Fleet operators don’t want to buy zero-emission trucks unless they already have the means to...

Fleet operators don’t want to buy zero-emission trucks unless they already have the means to charge them, but to build out the charging requires a decision about what kind of vehicle is best.

Illustration: Black & Veatch

As interest in electrified heavy-duty trucks accelerates, fleet and sustainability managers may want to gain the benefits of going cleaner and greener – but be intimidated by what it takes to make the shift.

Without question, the challenges may appear oversized. Complexities abound, from weighing and choosing technologies that best suit the enterprise’s needs, to analyzing potential charging demands, building the infrastructure, and justifying the business case for all of it.

Staying idle no longer is an option, however, as more states impose or weigh mandates requiring trucking fleets to wean themselves off diesel fuel to lower their carbon footprints. Meeting zero-emissions goals – whether it’s voluntary or required by regulatory directives – often takes years to go from concept to deployment. That means the time for action must begin now.

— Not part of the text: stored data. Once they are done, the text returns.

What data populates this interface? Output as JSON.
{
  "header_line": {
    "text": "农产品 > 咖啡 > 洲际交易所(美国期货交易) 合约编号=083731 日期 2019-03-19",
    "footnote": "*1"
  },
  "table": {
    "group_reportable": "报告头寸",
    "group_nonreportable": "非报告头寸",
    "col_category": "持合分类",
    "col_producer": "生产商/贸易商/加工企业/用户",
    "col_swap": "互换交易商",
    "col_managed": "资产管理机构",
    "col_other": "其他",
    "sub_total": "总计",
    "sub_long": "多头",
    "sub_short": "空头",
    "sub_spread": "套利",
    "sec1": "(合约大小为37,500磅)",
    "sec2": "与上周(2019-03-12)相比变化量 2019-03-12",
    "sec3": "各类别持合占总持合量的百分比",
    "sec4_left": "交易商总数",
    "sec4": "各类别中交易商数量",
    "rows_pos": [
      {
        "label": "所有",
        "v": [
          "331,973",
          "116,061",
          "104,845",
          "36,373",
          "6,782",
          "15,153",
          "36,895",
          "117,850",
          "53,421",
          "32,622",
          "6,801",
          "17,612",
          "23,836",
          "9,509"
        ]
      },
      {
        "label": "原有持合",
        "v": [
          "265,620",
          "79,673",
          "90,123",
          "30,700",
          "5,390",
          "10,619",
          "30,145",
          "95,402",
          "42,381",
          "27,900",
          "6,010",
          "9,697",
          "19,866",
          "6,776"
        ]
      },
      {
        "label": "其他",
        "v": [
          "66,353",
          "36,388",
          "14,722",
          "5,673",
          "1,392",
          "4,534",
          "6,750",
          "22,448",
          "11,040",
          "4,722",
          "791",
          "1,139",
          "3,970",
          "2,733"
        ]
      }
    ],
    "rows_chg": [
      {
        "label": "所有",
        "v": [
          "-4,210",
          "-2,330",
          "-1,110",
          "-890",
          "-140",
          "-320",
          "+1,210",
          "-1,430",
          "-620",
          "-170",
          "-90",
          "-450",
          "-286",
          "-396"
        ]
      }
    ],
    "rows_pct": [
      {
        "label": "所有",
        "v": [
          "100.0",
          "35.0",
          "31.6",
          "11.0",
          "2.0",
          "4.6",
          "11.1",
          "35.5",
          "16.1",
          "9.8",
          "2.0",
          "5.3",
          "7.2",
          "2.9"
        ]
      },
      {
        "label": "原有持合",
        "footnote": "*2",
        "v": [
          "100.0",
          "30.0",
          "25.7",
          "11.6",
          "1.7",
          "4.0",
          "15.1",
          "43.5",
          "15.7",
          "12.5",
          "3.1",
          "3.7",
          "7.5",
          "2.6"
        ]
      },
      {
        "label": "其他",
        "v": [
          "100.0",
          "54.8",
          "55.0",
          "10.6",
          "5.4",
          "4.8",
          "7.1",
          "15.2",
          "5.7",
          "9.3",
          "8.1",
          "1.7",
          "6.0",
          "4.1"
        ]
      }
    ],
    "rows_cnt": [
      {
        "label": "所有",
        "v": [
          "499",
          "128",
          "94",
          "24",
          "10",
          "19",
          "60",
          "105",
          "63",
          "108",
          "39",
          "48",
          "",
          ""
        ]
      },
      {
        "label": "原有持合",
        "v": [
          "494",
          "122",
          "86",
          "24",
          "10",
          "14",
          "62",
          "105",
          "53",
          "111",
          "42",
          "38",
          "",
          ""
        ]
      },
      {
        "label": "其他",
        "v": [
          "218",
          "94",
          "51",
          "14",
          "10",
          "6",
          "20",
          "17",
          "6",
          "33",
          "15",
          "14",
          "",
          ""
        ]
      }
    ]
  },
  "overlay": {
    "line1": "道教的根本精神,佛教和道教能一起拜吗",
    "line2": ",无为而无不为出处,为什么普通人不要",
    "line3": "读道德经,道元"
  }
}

It’s against that backdrop that vexing but valid questions linger. Where does one begin in making such a transformational shift to battery-electric and hydrogen fuel cell electric commercial vehicles? And with diesel fuel still relatively cheap, will companies make the shift to electric or hydrogen sources that are more expensive? If so, should operators go with a pilot push to test the waters or completely take the plunge?

The short answer is that it takes bite-sized chunks at the enterprise’s own pace, with guidance from engineering and infrastructure experts.

Get Rolling: Define the Fleet, Charging Needs

The journey begins with defining the fleet requirements, mapping out things such as the number of electric trucks to be deployed, their payload capacities, routes, and sorting out whether they’ll be charged at a depot or elsewhere. That coincides with a modest investment in initial site assessment, energy monetization, and resiliency planning, which considers current utility power available, feasibility of on-site generation, and near-term technology (such as vehicles and chargers) suitable for the application.

Understanding that medium- and heavy-duty commercial fleets require considerable energy for charging helps determine the infrastructure. Managers must analyze energy demands and space and location constraints before considering which technologies to use for clean, resilient and secure on-site power generation and energy storage. Then they will need to retrofit and upgrade existing charging facilities accordingly.

Collaborating with Utilities is Key

Local utilities must be engaged at the outset, chiefly on matters involving initial design. Stakeholders should plan for long-term power capacity – looking down the road at least five to 10 years – and anticipate future infrastructure needs.

Adding high-powered charging and distributed energy resources (DER), including solar power, will require upgrades to the distribution grid – or new equipment such as utility feeders and substations. Will a new electric substation be needed, taking a couple of years to build? Substantial upgrades will drive up the cost and the time needed. A power delivery schedule without grid upgrades generally is about an eight-month process – well short of the four-year timeframe of grid improvements involving in adding a substation serviced by new transmission lines.

And there’s the persisting chicken-and-the-egg scenario: Fleet operators don’t want to buy zero-emission trucks unless they already have the means to charge them, but to build out the charging requires a decision about what kind of vehicle is best.

Getting Permits, Available Funding Help

Necessary permits and approvals must be pursued. The size of the facilities can make right-of-way and permitting more complex. Some potential issues include Americans with Disabilities Act accommodation, parking space allotment relative to building footprint, and existing buried obstructions. Only after that process, including state environmental impact filings, can ground be broken on construction.

Heavy-duty trucks that meet zero-emission demands still are only in the testing stages, but fleet choices are growing. In the heavy-duty North American market alone, according to the Rocky Mountain Institute, 19 zero-emission truck models that are either battery-electric or hydrogen fuel cell are expected to be in production in the next few years from 14 manufacturers, up 280% from the five Class 8 models commercially available now.

Such competition should drive down the costs of electrified trucks as available funding mechanisms – loans, rebates, tax credits and grants – increasingly are made available for zero-emission trucks and for required infrastructure in certain regions.

With all of the challenges in decarbonizing trucking come undeniable opportunities over the long haul. Realizing them will require fleet operators to get in gear, crunch the numbers, kick the tires of the technology, and gaze past merely the next operational quarter but years down the road.

Randal Kaufman, with Black & Veatch’s transformative technologies business, has more than 15 years of experience in the data center and fuel cell industries, including significant responsibilities in electric vehicle charging infrastructure and complementary energy delivery systems. This article was authored and edited according to HDT editorial standards and style to provide useful information to our readers.